An Italian exporter delivered to the respondent ninety-two bales of silk at Milan for shipment to New York, and took a bill of lading which contained the following clause: “The carrier is not to be liable * * * for any claim for short delivery of, or damage to, *116 the property hereby receipted for, unless notice of such claim is given in writing before the removal of the Goods or such part of the Goods as are discharged from the vessel at the port of discharge.” The goods went by land to Havre, thence by water to Southampton, where the respondent laded them on the “Berengaria,” bound for New York. The exporter endorsed and posted the bill to the libellant, who called for the goods which had been discharged on the wharf. Thirty-eight bales were delivered to him on December sixteenth; fifty-one on December seventeenth; one on December twenty-second; ninety in all. Nothing certain appears in the record as to his knowledge on or before December twenty-second that the other two bales had been lost; but on December twenty-fourth he made written claim for them, which the respondent later recognized as valid to the extent of the value agreed in the bill of lading. In January and February it was still searching for missing goods, and suggested that they might-have been reshipped on the Berengaria in the confusion, or sent by mistake to the Government Stores.
The libellant sued for the loss, and the respondent pleaded the clause as a defense; also a clause in limitation of liability which it is unnecessary to set forth at length. The District Judge thought that the libellant had failed to give seasonable notice, and dismissed the libel.
The language applicable to the loss of part of a consignment is this: “Before the removal of * * * such part of the Goods as are discharged from the vessel at the port of discharge.” Taken literally, this would mean, in case all the goods were discharged from the vessel, and some were later lost on the pier, that the notice need never be given, because all those discharged were never removed; and the clause would then cover only the ease of goods lost on board. Since it is ordinarily impossible to prove in the ease of lost goods, whether they were lost on board or after discharge, the clause would in practice usually be brutum fulmen. It is indeed true that the language of a bill of lading must be taken against the carrier, but it appears to us that the interpretation suggested would too plainly contradict its purpose. Therefore, we read the phrase, “discharged from the vessel,” as meaning, not that the goods have merely gone over the ship’s side to the wharf, but that they have beemdelivered to the shipper. Anything else, for the reasons just given, would upon most occasions delete it from the contract, and cannot be thought to be its meaning.
However, while the clause is valid [Anchor Line, Ltd., v. Jackson,
Upon the issue as to whether timely notice has been given, the shipper has the burden of proof. Whatever may be thought of this as res integra, we at least are now too definitely committed to change. The General Geo. W. Goethals (C. C. A.)

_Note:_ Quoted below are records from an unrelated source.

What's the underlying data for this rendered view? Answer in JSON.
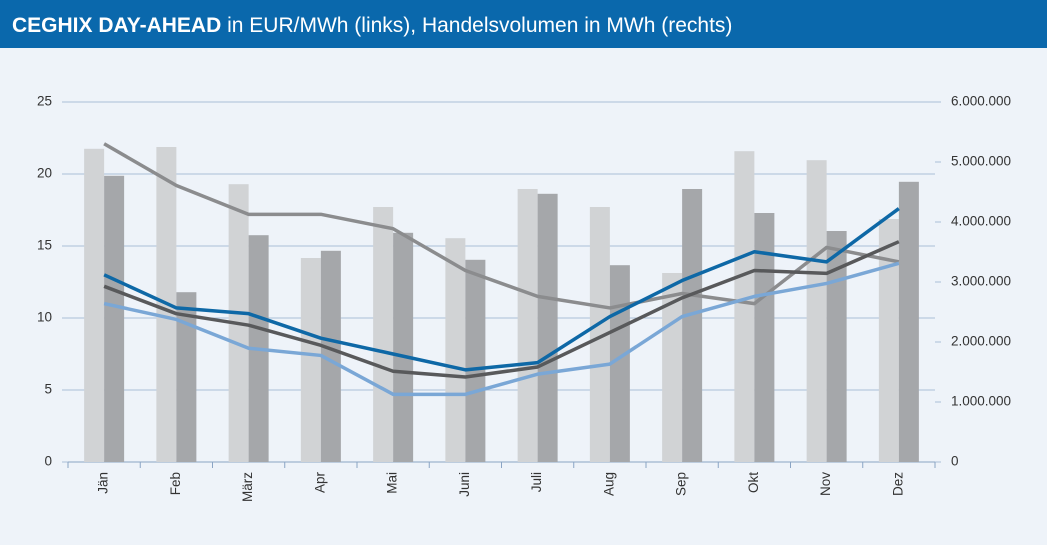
{
  "chart_data": {
    "type": "bar",
    "title": "CEGHIX DAY-AHEAD",
    "subtitle": "in EUR/MWh (links), Handelsvolumen in MWh (rechts)",
    "categories": [
      "Jän",
      "Feb",
      "März",
      "Apr",
      "Mai",
      "Juni",
      "Juli",
      "Aug",
      "Sep",
      "Okt",
      "Nov",
      "Dez"
    ],
    "ylim": [
      0,
      25
    ],
    "yticks": [
      0,
      5,
      10,
      15,
      20,
      25
    ],
    "y2lim": [
      0,
      6000000
    ],
    "y2ticks": [
      0,
      {
        "value": 1000000,
        "label": "1.000.000"
      },
      {
        "value": 2000000,
        "label": "2.000.000"
      },
      {
        "value": 3000000,
        "label": "3.000.000"
      },
      {
        "value": 4000000,
        "label": "4.000.000"
      },
      {
        "value": 5000000,
        "label": "5.000.000"
      },
      {
        "value": 6000000,
        "label": "6.000.000"
      }
    ],
    "grid": true,
    "series": [
      {
        "type": "bar",
        "axis": "y2",
        "color": "#d1d3d5",
        "values": [
          5220000,
          5250000,
          4630000,
          3400000,
          4250000,
          3730000,
          4550000,
          4250000,
          3150000,
          5180000,
          5030000,
          4050000
        ]
      },
      {
        "type": "bar",
        "axis": "y2",
        "color": "#a5a7aa",
        "values": [
          4770000,
          2830000,
          3780000,
          3520000,
          3820000,
          3370000,
          4470000,
          3280000,
          4550000,
          4150000,
          3850000,
          4670000
        ]
      },
      {
        "type": "line",
        "color": "#8b8c8e",
        "values": [
          22.1,
          19.2,
          17.2,
          17.2,
          16.2,
          13.3,
          11.5,
          10.7,
          11.7,
          11.0,
          14.9,
          13.9
        ]
      },
      {
        "type": "line",
        "color": "#7aa7d6",
        "values": [
          11.0,
          9.9,
          7.9,
          7.4,
          4.7,
          4.7,
          6.1,
          6.8,
          10.1,
          11.5,
          12.4,
          13.8
        ]
      },
      {
        "type": "line",
        "color": "#58595b",
        "values": [
          12.2,
          10.3,
          9.5,
          8.1,
          6.3,
          5.9,
          6.6,
          9.0,
          11.4,
          13.3,
          13.1,
          15.3
        ]
      },
      {
        "type": "line",
        "color": "#0e68a6",
        "values": [
          13.0,
          10.7,
          10.3,
          8.6,
          7.5,
          6.4,
          6.9,
          10.1,
          12.6,
          14.6,
          13.9,
          17.6
        ]
      }
    ]
  }
}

When one says that there is a “shortage” in delivery, one means that some of the goods are lost, not merely mislaid. True, one may speak of something as lost which is merely missing at the moment, but actual loss is only when the search is given up, and the thing is accepted as gone. This seems to us the proper interpretation to put upon the clause in question. It would indeed be an unreasonable requirement that a shipper may not take the last of those things found, because he is told that so far, the remainder is not at hand. The time to make claim is only when the shortage has been ascertained; when the carrier admits that he cannot deliver. Not only does it not appear that this was not true on December twenty-second, but it affirmatively appears that the carrier had said nothing of the kind before December twenty-fourth, when the claim was made. Though, strictly, the claim was premature, that does not mar its effect. It seems to us that the libellant has borne the burden.
The bill of lading limited the recovery to £20 on each package, unless some greater value was declared and the extra freight paid; it also contained a clause that the contract should be “governed by English law.” The British Carriage of Goods Act, § 6, art. Ill, provides that no clause in a bill of lading shall “lessen” the “liability” of the carrier except as the act allows, and section 5 of article IV may, arguendo, be assumed to forbid any limitation below £100 a package. As matter of interpretation of the document as a whole, we are to take the specific as prevailing over the general, and the £20 clause as paramount to these sections of the act. Had the bill been drawn in England this would not be enough; the validity of the clause would depend upon British law. In fact, it was drawn and delivered in Italy, and it is the law of that kingdom by which alone the question is to be decided ; that is, how far the agreement raised an obligation. Cuba R. R. Co. v. Crosby,
The difficulty here is that nobody has proved what was the law of Italy. Strictly, that might cut the whole ground from under the libellant’s feet; he must maintain that such a document raises some obligations; if not, he is forced back upon what can be implied from loading the goods on the “Berengaria” at Southampton. However, even though Italy is a country where we know the civil law to obtain, we are not bound to complete agnosticism. Compagnie, etc., v. Rivers,
We might indeed have to refuse to give effect to the clause, whatever the Italian law,, if we disapproved the result too much, but that question does not arise. The limitation, if made here, would have been valid. Lawrence Leather Co. v. Compagnie Generale Transatlantique,
Decree reversed and decree directed for the libellant for the equivalent of ¿40.